The Green Brigade boys didn’t do it for that reason, any more than the Celtic fans gave money to the fund-raiser to do it, but that’s kind of the point. It wasn’t about getting the credit or making us feel good about ourselves; it was a principled, humane gesture made for all the right reasons.

We aren’t insular.

We don’t narrow our appeal.

We expand it, beyond these borders, into the wider world and I know the followers of Sevco and Rangers before them sneer at us for that; one famous post on one of their forums once accused us of “latching on” to other clubs in a “desperate desire to be liked”, as if being liked was some sort of curse.

Yet deep down they know that it’s better than being hated, but they can’t seem to break out of a mind-set and behavioural norms which inspire that emotion. When they followed Rangers they sang that “no-one likes us, we don’t care”, which is easy to do when you are on top and looking down on everyone else. Now they follow the Newco and are looking up and wailing about being victims, but the thread that joins one and the other emotion is tighter and tougher and the link more obvious than many of them presume. Their issue isn’t that no-one likes them, it’s that no-one respects them, fears them, any longer and that burns more than anything.

But they did this to themselves; they shrunk their appeal to the margins, to the boot-boys and those who believe that Britannia still rules the waves. Their annual sojourn to Linfield is an anachronism and an embarrassment; even worse than the picture of Barton is the one of their whole team, in the centre circle, posing with the flute band. Hours later, that same band – The Shankhill Defenders – marched in “honour” of a murdered UVF assassin who killed Catholics.

Do these people have no idea at all how they look to the rest of the world?

Who is in charge of their marketing and PR?

Sevco will die, like Rangers before them, and it’ll be because of this.

Their appeal doesn’t exist outside their own circles and even amongst the community they think of as their own – the white, Protestant working class – there’s very little appetite for songs about being up to their knees in blood. The world has passed these people by. Their kids may be brought up with this stuff, but we’re living in a big new world and things passed on from father to son, from mother to daughter, even from brother and sister to brother and sister no longer have the same hold they once did.

The information and technology age has smashed boundaries and borders and united the world and ideas. The bubble will burst for a lot of these people … they’ll make their own choices and decisions and many – a great many – will reject that “culture” entirely.

When some of our guys tell them “Your grandchildren will be Celtic fans,” that’s not a taunt; it’s the literal truth, because the demographics are moving that way, away from their backward sectarian isolationism and towards something better.

Yes, some of their grandchildren will be Celtic fans, those in Glasgow at least.

Others will be Aberdeen supporters, or Hibs fans, or follow Hearts.

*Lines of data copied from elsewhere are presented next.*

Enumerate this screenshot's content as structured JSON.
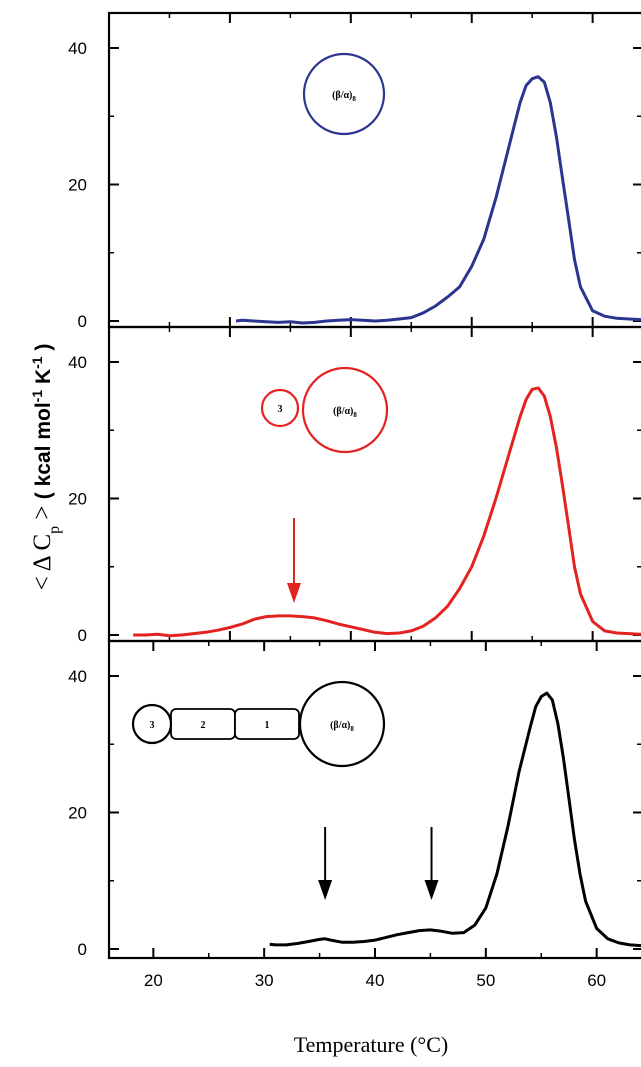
{
  "figure": {
    "xlabel": "Temperature (°C)",
    "ylabel_parts": {
      "lt": "< Δ C",
      "p": "p",
      "gt": " > ",
      "units": "( kcal  mol",
      "exp1": "-1",
      "k": "  K",
      "exp2": "-1",
      "close": " )"
    }
  },
  "chart_data": [
    {
      "type": "line",
      "color": "#2b3590",
      "xlim": [
        20,
        64
      ],
      "ylim": [
        -1,
        44
      ],
      "y_ticks": [
        0,
        20,
        40
      ],
      "x_ticks": [
        20,
        30,
        40,
        50,
        60
      ],
      "show_x_tick_labels": false,
      "legend": "none",
      "grid": false,
      "domain_diagram": {
        "circles": [
          {
            "label_main": "(β/α)",
            "label_sub": "8"
          }
        ],
        "rects": []
      },
      "arrows_at_x": [],
      "series": [
        {
          "x": [
            30.5,
            31,
            32,
            33,
            34,
            35,
            36,
            37,
            38,
            39,
            40,
            41,
            42,
            43,
            44,
            45,
            46,
            47,
            48,
            49,
            50,
            51,
            52,
            53,
            53.5,
            54,
            54.5,
            55,
            55.5,
            56,
            56.5,
            57,
            57.5,
            58,
            58.5,
            59,
            60,
            61,
            62,
            63,
            64
          ],
          "y": [
            0,
            0.1,
            0,
            -0.1,
            -0.2,
            -0.1,
            -0.3,
            -0.2,
            0,
            0.1,
            0.2,
            0.1,
            0,
            0.1,
            0.3,
            0.5,
            1.2,
            2.2,
            3.5,
            5,
            8,
            12,
            18,
            25,
            28.5,
            32,
            34.5,
            35.5,
            35.8,
            35,
            32,
            27,
            21,
            15,
            9,
            5,
            1.5,
            0.7,
            0.4,
            0.3,
            0.2
          ]
        }
      ]
    },
    {
      "type": "line",
      "color": "#e3231f",
      "xlim": [
        20,
        64
      ],
      "ylim": [
        -1,
        44
      ],
      "y_ticks": [
        0,
        20,
        40
      ],
      "x_ticks": [
        20,
        30,
        40,
        50,
        60
      ],
      "show_x_tick_labels": false,
      "legend": "none",
      "grid": false,
      "domain_diagram": {
        "circles": [
          {
            "label_main": "3",
            "label_sub": ""
          },
          {
            "label_main": "(β/α)",
            "label_sub": "8"
          }
        ],
        "rects": []
      },
      "arrows_at_x": [
        35.3
      ],
      "series": [
        {
          "x": [
            22,
            23,
            24,
            25,
            26,
            27,
            28,
            29,
            30,
            31,
            32,
            33,
            34,
            35,
            36,
            37,
            38,
            39,
            40,
            41,
            42,
            43,
            44,
            45,
            46,
            47,
            48,
            49,
            50,
            51,
            52,
            53,
            54,
            54.5,
            55,
            55.5,
            56,
            56.5,
            57,
            57.5,
            58,
            58.5,
            59,
            60,
            61,
            62,
            63,
            64
          ],
          "y": [
            0,
            0,
            0.1,
            -0.1,
            0,
            0.2,
            0.4,
            0.7,
            1.1,
            1.6,
            2.3,
            2.7,
            2.8,
            2.8,
            2.7,
            2.5,
            2.1,
            1.6,
            1.2,
            0.8,
            0.4,
            0.2,
            0.3,
            0.6,
            1.3,
            2.5,
            4.2,
            6.8,
            10,
            14.5,
            20,
            26,
            32,
            34.5,
            36,
            36.2,
            35,
            32,
            27.5,
            22,
            16,
            10,
            6,
            2,
            0.6,
            0.3,
            0.2,
            0.1
          ]
        }
      ]
    },
    {
      "type": "line",
      "color": "#000000",
      "xlim": [
        16,
        64
      ],
      "ylim": [
        -1,
        43
      ],
      "y_ticks": [
        0,
        20,
        40
      ],
      "x_ticks": [
        20,
        30,
        40,
        50,
        60
      ],
      "show_x_tick_labels": true,
      "legend": "none",
      "grid": false,
      "domain_diagram": {
        "circles": [
          {
            "label_main": "3",
            "label_sub": ""
          },
          {
            "label_main": "(β/α)",
            "label_sub": "8"
          }
        ],
        "rects": [
          "2",
          "1"
        ]
      },
      "arrows_at_x": [
        35.5,
        45.1
      ],
      "series": [
        {
          "x": [
            30.5,
            31,
            32,
            33,
            34,
            35,
            35.5,
            36,
            37,
            38,
            39,
            40,
            41,
            42,
            43,
            44,
            45,
            46,
            47,
            48,
            49,
            50,
            51,
            52,
            53,
            54,
            54.5,
            55,
            55.5,
            56,
            56.5,
            57,
            57.5,
            58,
            58.5,
            59,
            60,
            61,
            62,
            63,
            64
          ],
          "y": [
            0.7,
            0.6,
            0.6,
            0.8,
            1.1,
            1.4,
            1.5,
            1.3,
            1.0,
            1.0,
            1.1,
            1.3,
            1.7,
            2.1,
            2.4,
            2.7,
            2.8,
            2.6,
            2.3,
            2.4,
            3.5,
            6,
            11,
            18,
            26,
            32.5,
            35.5,
            37,
            37.5,
            36.5,
            33,
            28,
            22,
            16,
            11,
            7,
            3,
            1.5,
            0.9,
            0.6,
            0.5
          ]
        }
      ]
    }
  ]
}
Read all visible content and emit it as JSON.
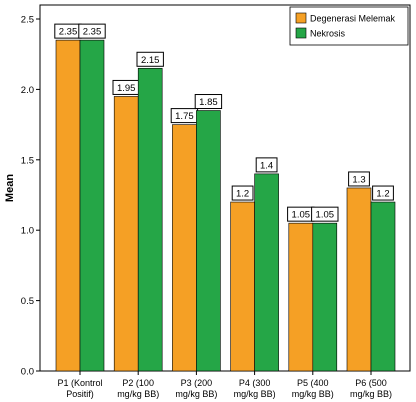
{
  "chart_data": {
    "type": "bar",
    "title": "",
    "xlabel": "",
    "ylabel": "Mean",
    "ylim": [
      0,
      2.5
    ],
    "yticks": [
      0.0,
      0.5,
      1.0,
      1.5,
      2.0,
      2.5
    ],
    "ytick_labels": [
      "0.0",
      "0.5",
      "1.0",
      "1.5",
      "2.0",
      "2.5"
    ],
    "grid": false,
    "legend_position": "top-right",
    "categories": [
      [
        "P1 (Kontrol",
        "Positif)"
      ],
      [
        "P2 (100",
        "mg/kg BB)"
      ],
      [
        "P3 (200",
        "mg/kg BB)"
      ],
      [
        "P4 (300",
        "mg/kg BB)"
      ],
      [
        "P5 (400",
        "mg/kg BB)"
      ],
      [
        "P6 (500",
        "mg/kg BB)"
      ]
    ],
    "series": [
      {
        "name": "Degenerasi Melemak",
        "color": "#f5a025",
        "values": [
          2.35,
          1.95,
          1.75,
          1.2,
          1.05,
          1.3
        ],
        "labels": [
          "2.35",
          "1.95",
          "1.75",
          "1.2",
          "1.05",
          "1.3"
        ]
      },
      {
        "name": "Nekrosis",
        "color": "#25a647",
        "values": [
          2.35,
          2.15,
          1.85,
          1.4,
          1.05,
          1.2
        ],
        "labels": [
          "2.35",
          "2.15",
          "1.85",
          "1.4",
          "1.05",
          "1.2"
        ]
      }
    ]
  }
}
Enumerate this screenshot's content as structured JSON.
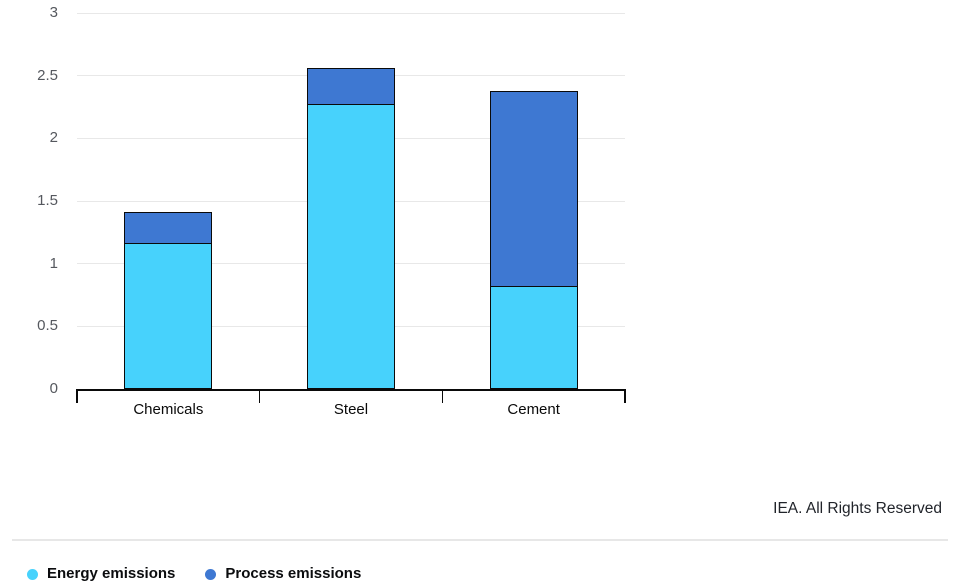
{
  "footer": {
    "credit": "IEA. All Rights Reserved"
  },
  "chart_data": {
    "type": "bar",
    "stacked": true,
    "categories": [
      "Chemicals",
      "Steel",
      "Cement"
    ],
    "series": [
      {
        "name": "Energy emissions",
        "color": "#47d2fc",
        "values": [
          1.17,
          2.28,
          0.82
        ]
      },
      {
        "name": "Process emissions",
        "color": "#3e78d2",
        "values": [
          0.24,
          0.28,
          1.56
        ]
      }
    ],
    "totals": [
      1.41,
      2.56,
      2.38
    ],
    "title": "",
    "xlabel": "",
    "ylabel": "",
    "ylim": [
      0,
      3
    ],
    "yticks": [
      0,
      0.5,
      1,
      1.5,
      2,
      2.5,
      3
    ],
    "grid": true,
    "bar_outline_color": "#0a0a0a",
    "legend_position": "bottom-left"
  }
}
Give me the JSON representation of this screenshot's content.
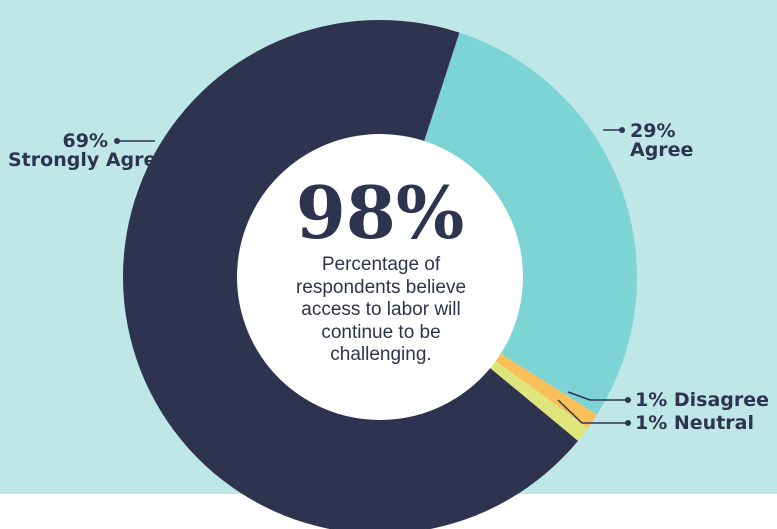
{
  "chart_data": {
    "type": "pie",
    "donut": true,
    "slices": [
      {
        "label_value": "29%",
        "label_text": "Agree",
        "value": 29,
        "color": "#7dd4d4"
      },
      {
        "label_value": "1%",
        "label_text": "Disagree",
        "value": 1,
        "color": "#f9c05a"
      },
      {
        "label_value": "1%",
        "label_text": "Neutral",
        "value": 1,
        "color": "#dfe57a"
      },
      {
        "label_value": "69%",
        "label_text": "Strongly Agree",
        "value": 69,
        "color": "#2e3450"
      }
    ],
    "center_stat": "98%",
    "center_text": "Percentage of respondents believe access to labor will continue to be challenging.",
    "background_color": "#bfe7e8",
    "text_color": "#2e3450"
  }
}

Some will look at the tribal nature of where they come from and reject football altogether.

Celtic is easier to pass on, because it’s not set in stone, not something that retains one shape and one form, but it’s something that evolves, improves, and every generation enhances it further. We don’t close doors to the rest of the world, we open them wide. We walk into rooms marked Do Not Enter and we poke about in there, and pull back the curtains and let in light. Our club isn’t constricted or constrained by bigotry, hate or fear.

As time goes on, we’ll become even more attractive, even to those who might never have an interest in football.

Politically aware, socially responsible, open to all, inclusive, our entire history, reaching back, has a fairy-tale quality to it.

Theirs has the consistency of a nightmare.

Yesterday, Celtic fans were watching the future. Their entire club was wrapping itself ever more tightly into the straightjacket of the past.

I don’t know why they can’t see it, but it’s going to kill them.

Something that corrupt, it’s probably better if it does.